Of course ACTUAL descendants are similar. The point, AGAIN, is that similarities are NOT ipso facto an indication of a descendant relationship, particularity among all life forms.
Yes, you have a good point about one of the 'problems' with the tree of life model: it's not great genealogy. When you are presented with a fossil of an 'ancestor' species, it is possibly not from a member of a species that led directly to humans, but was a bit off the direct line, a short way into one of the branches that eventually went extinct. The fossil is of 'the kind of thing' that the ancestor species was, rather than literally a member of the actual species or group that led to us.
There is a misconception out there that evolution involves one species giving birth to a different species, and therefore evolution is ridiculous. But of course no species ever gave birth to a difference species. All species are continuously the same, but change accumulates to the point that eventually you say that, at some stage, a new species has arisen.
You get a similar effect in ring species. From the
Holy Wikipedia:
Larus gulls form a circumpolar "ring" around the North Pole. The European herring gull (L. argentatus argenteus), which lives primarily in Great Britain and Ireland, can hybridize with the American herring gull (L. smithsonianus), (living in North America), which can also hybridize with the Vega or East Siberian herring gull (L. vegae), the western subspecies of which, Birula's gull (L. vegae birulai), can hybridize with Heuglin's gull (L. heuglini), which in turn can hybridize with the Siberian lesser black-backed gull (L. fuscus).
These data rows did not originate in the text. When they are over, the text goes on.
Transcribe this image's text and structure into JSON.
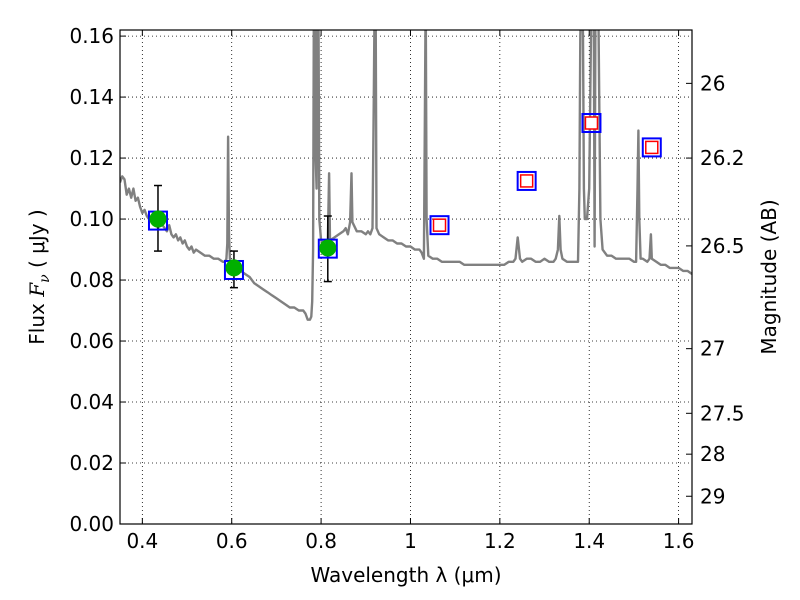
{
  "chart_data": {
    "type": "scatter",
    "xlabel": "Wavelength  λ (μm)",
    "ylabel_prefix": "Flux ",
    "ylabel_var": "F",
    "ylabel_sub": "ν",
    "ylabel_units": " ( μJy )",
    "y2label": "Magnitude (AB)",
    "xlim": [
      0.35,
      1.63
    ],
    "ylim": [
      0.0,
      0.162
    ],
    "grid": true,
    "x_ticks": [
      {
        "value": 0.4,
        "label": "0.4"
      },
      {
        "value": 0.6,
        "label": "0.6"
      },
      {
        "value": 0.8,
        "label": "0.8"
      },
      {
        "value": 1.0,
        "label": "1"
      },
      {
        "value": 1.2,
        "label": "1.2"
      },
      {
        "value": 1.4,
        "label": "1.4"
      },
      {
        "value": 1.6,
        "label": "1.6"
      }
    ],
    "y_ticks": [
      {
        "value": 0.0,
        "label": "0.00"
      },
      {
        "value": 0.02,
        "label": "0.02"
      },
      {
        "value": 0.04,
        "label": "0.04"
      },
      {
        "value": 0.06,
        "label": "0.06"
      },
      {
        "value": 0.08,
        "label": "0.08"
      },
      {
        "value": 0.1,
        "label": "0.10"
      },
      {
        "value": 0.12,
        "label": "0.12"
      },
      {
        "value": 0.14,
        "label": "0.14"
      },
      {
        "value": 0.16,
        "label": "0.16"
      }
    ],
    "y2_ticks": [
      {
        "flux": 0.1445,
        "label": "26"
      },
      {
        "flux": 0.12,
        "label": "26.2"
      },
      {
        "flux": 0.0912,
        "label": "26.5"
      },
      {
        "flux": 0.0575,
        "label": "27"
      },
      {
        "flux": 0.0363,
        "label": "27.5"
      },
      {
        "flux": 0.0229,
        "label": "28"
      },
      {
        "flux": 0.0091,
        "label": "29"
      }
    ],
    "model_spectrum": {
      "color": "#808080",
      "points": [
        [
          0.35,
          0.112
        ],
        [
          0.355,
          0.114
        ],
        [
          0.36,
          0.113
        ],
        [
          0.365,
          0.108
        ],
        [
          0.37,
          0.11
        ],
        [
          0.375,
          0.107
        ],
        [
          0.38,
          0.11
        ],
        [
          0.385,
          0.106
        ],
        [
          0.39,
          0.107
        ],
        [
          0.395,
          0.104
        ],
        [
          0.4,
          0.102
        ],
        [
          0.405,
          0.103
        ],
        [
          0.41,
          0.101
        ],
        [
          0.415,
          0.1
        ],
        [
          0.42,
          0.101
        ],
        [
          0.425,
          0.099
        ],
        [
          0.43,
          0.1
        ],
        [
          0.435,
          0.097
        ],
        [
          0.44,
          0.099
        ],
        [
          0.445,
          0.098
        ],
        [
          0.45,
          0.097
        ],
        [
          0.455,
          0.096
        ],
        [
          0.46,
          0.098
        ],
        [
          0.465,
          0.095
        ],
        [
          0.47,
          0.094
        ],
        [
          0.475,
          0.095
        ],
        [
          0.48,
          0.093
        ],
        [
          0.485,
          0.094
        ],
        [
          0.49,
          0.092
        ],
        [
          0.495,
          0.093
        ],
        [
          0.5,
          0.091
        ],
        [
          0.505,
          0.09
        ],
        [
          0.51,
          0.091
        ],
        [
          0.515,
          0.089
        ],
        [
          0.52,
          0.09
        ],
        [
          0.53,
          0.089
        ],
        [
          0.54,
          0.088
        ],
        [
          0.55,
          0.088
        ],
        [
          0.56,
          0.087
        ],
        [
          0.57,
          0.087
        ],
        [
          0.58,
          0.086
        ],
        [
          0.585,
          0.086
        ],
        [
          0.588,
          0.087
        ],
        [
          0.59,
          0.092
        ],
        [
          0.592,
          0.127
        ],
        [
          0.594,
          0.095
        ],
        [
          0.596,
          0.087
        ],
        [
          0.6,
          0.085
        ],
        [
          0.61,
          0.085
        ],
        [
          0.62,
          0.083
        ],
        [
          0.63,
          0.082
        ],
        [
          0.64,
          0.081
        ],
        [
          0.65,
          0.079
        ],
        [
          0.66,
          0.078
        ],
        [
          0.67,
          0.077
        ],
        [
          0.68,
          0.076
        ],
        [
          0.69,
          0.075
        ],
        [
          0.7,
          0.074
        ],
        [
          0.71,
          0.073
        ],
        [
          0.72,
          0.072
        ],
        [
          0.73,
          0.071
        ],
        [
          0.74,
          0.071
        ],
        [
          0.75,
          0.07
        ],
        [
          0.76,
          0.07
        ],
        [
          0.765,
          0.069
        ],
        [
          0.77,
          0.067
        ],
        [
          0.775,
          0.067
        ],
        [
          0.778,
          0.068
        ],
        [
          0.78,
          0.073
        ],
        [
          0.782,
          0.09
        ],
        [
          0.784,
          0.175
        ],
        [
          0.786,
          0.175
        ],
        [
          0.788,
          0.12
        ],
        [
          0.79,
          0.11
        ],
        [
          0.792,
          0.175
        ],
        [
          0.794,
          0.175
        ],
        [
          0.796,
          0.1
        ],
        [
          0.8,
          0.093
        ],
        [
          0.81,
          0.091
        ],
        [
          0.815,
          0.092
        ],
        [
          0.818,
          0.115
        ],
        [
          0.82,
          0.093
        ],
        [
          0.83,
          0.094
        ],
        [
          0.84,
          0.095
        ],
        [
          0.85,
          0.096
        ],
        [
          0.855,
          0.097
        ],
        [
          0.86,
          0.095
        ],
        [
          0.865,
          0.099
        ],
        [
          0.868,
          0.115
        ],
        [
          0.87,
          0.099
        ],
        [
          0.88,
          0.096
        ],
        [
          0.89,
          0.096
        ],
        [
          0.9,
          0.095
        ],
        [
          0.905,
          0.096
        ],
        [
          0.91,
          0.095
        ],
        [
          0.915,
          0.097
        ],
        [
          0.918,
          0.14
        ],
        [
          0.92,
          0.175
        ],
        [
          0.922,
          0.175
        ],
        [
          0.924,
          0.097
        ],
        [
          0.93,
          0.095
        ],
        [
          0.94,
          0.094
        ],
        [
          0.95,
          0.093
        ],
        [
          0.96,
          0.093
        ],
        [
          0.97,
          0.092
        ],
        [
          0.98,
          0.092
        ],
        [
          0.99,
          0.091
        ],
        [
          1.0,
          0.091
        ],
        [
          1.01,
          0.09
        ],
        [
          1.02,
          0.09
        ],
        [
          1.025,
          0.089
        ],
        [
          1.03,
          0.087
        ],
        [
          1.032,
          0.13
        ],
        [
          1.034,
          0.175
        ],
        [
          1.036,
          0.1
        ],
        [
          1.04,
          0.088
        ],
        [
          1.05,
          0.087
        ],
        [
          1.06,
          0.087
        ],
        [
          1.07,
          0.086
        ],
        [
          1.08,
          0.086
        ],
        [
          1.09,
          0.086
        ],
        [
          1.1,
          0.086
        ],
        [
          1.11,
          0.086
        ],
        [
          1.12,
          0.085
        ],
        [
          1.13,
          0.085
        ],
        [
          1.14,
          0.085
        ],
        [
          1.15,
          0.085
        ],
        [
          1.16,
          0.085
        ],
        [
          1.17,
          0.085
        ],
        [
          1.18,
          0.085
        ],
        [
          1.19,
          0.085
        ],
        [
          1.2,
          0.085
        ],
        [
          1.21,
          0.085
        ],
        [
          1.22,
          0.086
        ],
        [
          1.23,
          0.086
        ],
        [
          1.235,
          0.087
        ],
        [
          1.24,
          0.094
        ],
        [
          1.245,
          0.087
        ],
        [
          1.25,
          0.086
        ],
        [
          1.26,
          0.087
        ],
        [
          1.27,
          0.087
        ],
        [
          1.28,
          0.086
        ],
        [
          1.29,
          0.086
        ],
        [
          1.3,
          0.087
        ],
        [
          1.31,
          0.086
        ],
        [
          1.32,
          0.086
        ],
        [
          1.325,
          0.087
        ],
        [
          1.33,
          0.09
        ],
        [
          1.333,
          0.101
        ],
        [
          1.336,
          0.09
        ],
        [
          1.34,
          0.087
        ],
        [
          1.35,
          0.086
        ],
        [
          1.36,
          0.086
        ],
        [
          1.37,
          0.086
        ],
        [
          1.375,
          0.086
        ],
        [
          1.378,
          0.11
        ],
        [
          1.38,
          0.16
        ],
        [
          1.382,
          0.175
        ],
        [
          1.384,
          0.175
        ],
        [
          1.386,
          0.16
        ],
        [
          1.388,
          0.11
        ],
        [
          1.39,
          0.1
        ],
        [
          1.395,
          0.1
        ],
        [
          1.4,
          0.11
        ],
        [
          1.405,
          0.175
        ],
        [
          1.41,
          0.175
        ],
        [
          1.412,
          0.091
        ],
        [
          1.414,
          0.175
        ],
        [
          1.42,
          0.175
        ],
        [
          1.425,
          0.1
        ],
        [
          1.43,
          0.09
        ],
        [
          1.44,
          0.088
        ],
        [
          1.45,
          0.088
        ],
        [
          1.46,
          0.087
        ],
        [
          1.47,
          0.087
        ],
        [
          1.48,
          0.087
        ],
        [
          1.49,
          0.087
        ],
        [
          1.5,
          0.086
        ],
        [
          1.505,
          0.086
        ],
        [
          1.508,
          0.11
        ],
        [
          1.51,
          0.129
        ],
        [
          1.512,
          0.1
        ],
        [
          1.515,
          0.087
        ],
        [
          1.52,
          0.087
        ],
        [
          1.53,
          0.086
        ],
        [
          1.535,
          0.087
        ],
        [
          1.538,
          0.095
        ],
        [
          1.54,
          0.087
        ],
        [
          1.55,
          0.086
        ],
        [
          1.56,
          0.085
        ],
        [
          1.57,
          0.085
        ],
        [
          1.58,
          0.084
        ],
        [
          1.59,
          0.084
        ],
        [
          1.6,
          0.084
        ],
        [
          1.61,
          0.083
        ],
        [
          1.62,
          0.083
        ],
        [
          1.63,
          0.082
        ]
      ]
    },
    "observed_points": {
      "face_color": "#00b000",
      "points": [
        {
          "x": 0.435,
          "y": 0.1,
          "yerr_low": 0.0895,
          "yerr_high": 0.111
        },
        {
          "x": 0.605,
          "y": 0.084,
          "yerr_low": 0.0775,
          "yerr_high": 0.0895
        },
        {
          "x": 0.815,
          "y": 0.0905,
          "yerr_low": 0.0795,
          "yerr_high": 0.101
        }
      ]
    },
    "model_bands": {
      "color": "#0000ff",
      "points": [
        {
          "x": 0.435,
          "y": 0.0995
        },
        {
          "x": 0.605,
          "y": 0.0833
        },
        {
          "x": 0.815,
          "y": 0.0903
        },
        {
          "x": 1.065,
          "y": 0.098
        },
        {
          "x": 1.26,
          "y": 0.1125
        },
        {
          "x": 1.405,
          "y": 0.1315
        },
        {
          "x": 1.54,
          "y": 0.1235
        }
      ]
    },
    "predicted_points": {
      "color": "#ff0000",
      "points": [
        {
          "x": 1.065,
          "y": 0.098
        },
        {
          "x": 1.26,
          "y": 0.1125
        },
        {
          "x": 1.405,
          "y": 0.1315
        },
        {
          "x": 1.54,
          "y": 0.1235
        }
      ]
    }
  }
}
All four of these live across the north of Siberia. The last is the eastern representative of the lesser black-backed gulls back in north-western Europe, including Great Britain. The lesser black-backed gulls and herring gulls are sufficiently different that they do not normally hybridize; thus the group of gulls forms a continuum except where the two lineages meet in Europe. |
It's like evolutionary change spread across geography, instead of spread across time.